Let me clarify, the filterByFormula
concept that exists in the REST API does not exist in the Scripting API. Yes, a script can use filterByFormula
when calling the REST API, but even in this case, filterByFormula
is still a feature of the REST API, and not of the scripting api. There are lots of APIs out that that scripting can access. I would not call features in an api that a script interacts with a feature of the scripting platform itself.
Sometimes you might need to find a single value that is not a value stored in a cell. If you wanted to find out the value that occurs most frequently in the data set, a hash index would the way to go, even though you want a single value. Or someone new to coding might be adapting existing code with a hash index already in place because it is already written and he doesn’t fully understand the system yet.
Jan 21, 2021 12:35 PM
Yes, we are in the weeds.
Indeed. This is why I didn’t refer to it as such. I simply made the observation that there are three ways to access the data from a Script block and the REST API - while one such possible pathway - is not typically a good idea. But it is a pathway and it may be the only pathway if your script block needs to build a hash index from a table in a far off base, right?
Jan 21, 2021 07:47 PM
Another use case is when records in a table need to be updated by the script because it affects later iterations in a loop, but you don’t want to wait for a) the record to update, and then b) the full record list to query again.
I just finished coding this type of setup for a client.
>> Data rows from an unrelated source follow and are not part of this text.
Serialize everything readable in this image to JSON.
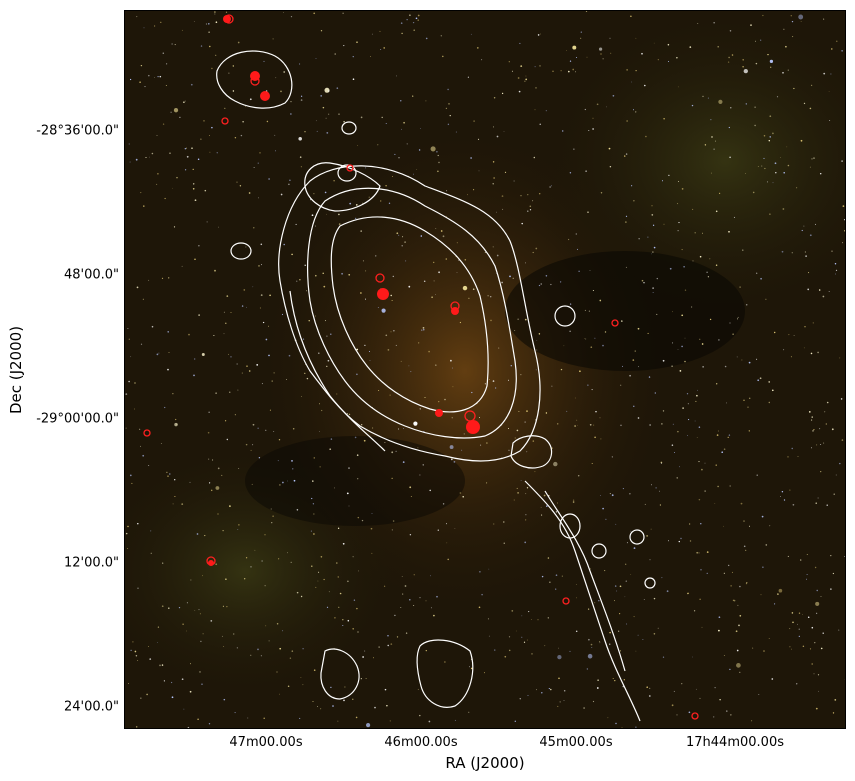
{
  "figure": {
    "xlabel": "RA (J2000)",
    "ylabel": "Dec (J2000)",
    "x_ticks": [
      "47m00.00s",
      "46m00.00s",
      "45m00.00s",
      "17h44m00.00s"
    ],
    "y_ticks": [
      "-28°36'00.0\"",
      "48'00.0\"",
      "-29°00'00.0\"",
      "12'00.0\"",
      "24'00.0\""
    ]
  },
  "colors": {
    "background": "#1a1206",
    "contour": "#ffffff",
    "sources": "#ff2020"
  }
}
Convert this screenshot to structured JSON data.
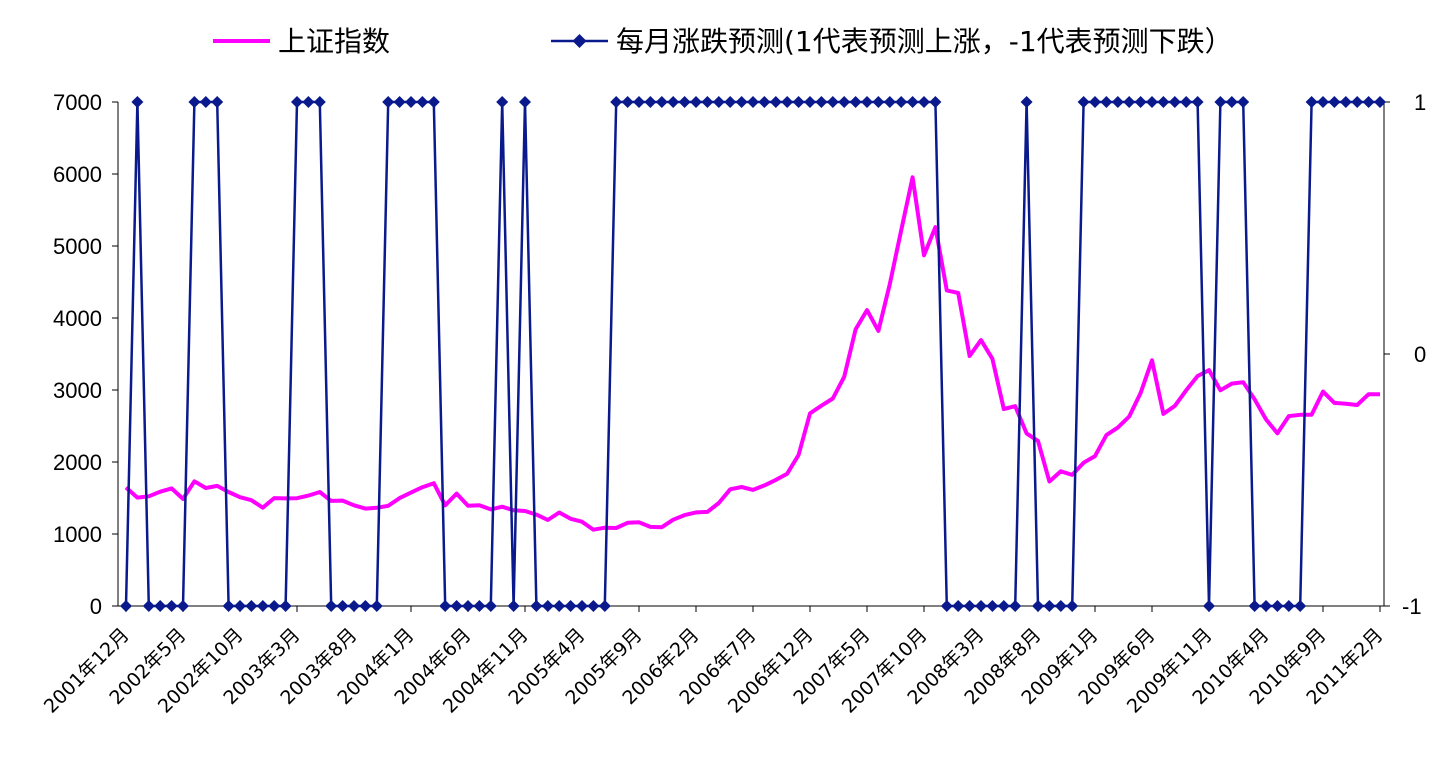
{
  "chart_data": {
    "type": "line",
    "categories_tick_labels": [
      "2001年12月",
      "2002年5月",
      "2002年10月",
      "2003年3月",
      "2003年8月",
      "2004年1月",
      "2004年6月",
      "2004年11月",
      "2005年4月",
      "2005年9月",
      "2006年2月",
      "2006年7月",
      "2006年12月",
      "2007年5月",
      "2007年10月",
      "2008年3月",
      "2008年8月",
      "2009年1月",
      "2009年6月",
      "2009年11月",
      "2010年4月",
      "2010年9月",
      "2011年2月"
    ],
    "start_month": "2001年12月",
    "series": [
      {
        "name": "上证指数",
        "axis": "left",
        "color": "#ff00ff",
        "values": [
          1646,
          1505,
          1524,
          1588,
          1633,
          1488,
          1732,
          1639,
          1668,
          1583,
          1511,
          1470,
          1365,
          1498,
          1495,
          1497,
          1534,
          1583,
          1460,
          1464,
          1398,
          1353,
          1364,
          1392,
          1498,
          1575,
          1650,
          1705,
          1399,
          1561,
          1392,
          1398,
          1342,
          1379,
          1329,
          1320,
          1270,
          1195,
          1299,
          1211,
          1171,
          1060,
          1088,
          1083,
          1156,
          1162,
          1099,
          1095,
          1199,
          1263,
          1300,
          1307,
          1430,
          1621,
          1653,
          1612,
          1675,
          1752,
          1837,
          2099,
          2675,
          2782,
          2882,
          3183,
          3841,
          4110,
          3821,
          4471,
          5218,
          5954,
          4871,
          5262,
          4383,
          4348,
          3472,
          3693,
          3433,
          2736,
          2775,
          2397,
          2293,
          1729,
          1871,
          1821,
          1990,
          2082,
          2373,
          2478,
          2632,
          2959,
          3412,
          2668,
          2779,
          2996,
          3195,
          3277,
          2996,
          3089,
          3109,
          2871,
          2592,
          2398,
          2638,
          2656,
          2656,
          2978,
          2821,
          2808,
          2791,
          2941,
          2941
        ]
      },
      {
        "name": "每月涨跌预测(1代表预测上涨，-1代表预测下跌）",
        "axis": "right",
        "color": "#0a1a8c",
        "values": [
          -1,
          1,
          -1,
          -1,
          -1,
          -1,
          1,
          1,
          1,
          -1,
          -1,
          -1,
          -1,
          -1,
          -1,
          1,
          1,
          1,
          -1,
          -1,
          -1,
          -1,
          -1,
          1,
          1,
          1,
          1,
          1,
          -1,
          -1,
          -1,
          -1,
          -1,
          1,
          -1,
          1,
          -1,
          -1,
          -1,
          -1,
          -1,
          -1,
          -1,
          1,
          1,
          1,
          1,
          1,
          1,
          1,
          1,
          1,
          1,
          1,
          1,
          1,
          1,
          1,
          1,
          1,
          1,
          1,
          1,
          1,
          1,
          1,
          1,
          1,
          1,
          1,
          1,
          1,
          -1,
          -1,
          -1,
          -1,
          -1,
          -1,
          -1,
          1,
          -1,
          -1,
          -1,
          -1,
          1,
          1,
          1,
          1,
          1,
          1,
          1,
          1,
          1,
          1,
          1,
          -1,
          1,
          1,
          1,
          -1,
          -1,
          -1,
          -1,
          -1,
          1,
          1,
          1,
          1,
          1,
          1,
          1
        ]
      }
    ],
    "y_left": {
      "min": 0,
      "max": 7000,
      "ticks": [
        "0",
        "1000",
        "2000",
        "3000",
        "4000",
        "5000",
        "6000",
        "7000"
      ]
    },
    "y_right": {
      "min": -1,
      "max": 1,
      "ticks": [
        "-1",
        "0",
        "1"
      ]
    },
    "legend_position": "top",
    "grid": false,
    "xlabel": "",
    "ylabel": ""
  }
}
Long story short, it involves matching people in two groups: Group A and Group B. The As can only match to a single B, while the Bs can accept multiple matching As. However, each B can only accept limited number of matches, and the threshold is different for each B. In the table for the Bs, the count of matched As is handled by a count field targeting links to A records. Because part of the matching process includes finding all Bs who haven’t hit their match threshold, it would have added a massive delay to the main loop if I were to link an A to a B, then requery all the Bs again to get the change from the count field before trying to match the next A with the remaining available Bs. Instead, I built a hash index of all the relevant data for the Bs and manually updated each B’s count in that index after a match was made. That made the matching process incredibly fast.
Jan 22, 2021 02:33 AM
Brilliant! I have used hash indices from time-to-time as a way to urgently shape a virtualized data reality in advance of the physical storage catching up. This makes it possible to perform earlier alerting, for example, long before other business logic is able to see the data pattern through queries.
Lately I’ve been on a performance tear - not sure what’s driving this, but I think clients are increasingly asking for data-sciency approaches in operational requirements. Thier data, of course, is growing for all of them and techniques like this will only become more important I think.
I’ve become so performance-biased that I recently switched to anklet socks to shave off about 3.5 seconds per foot dressing in the morning.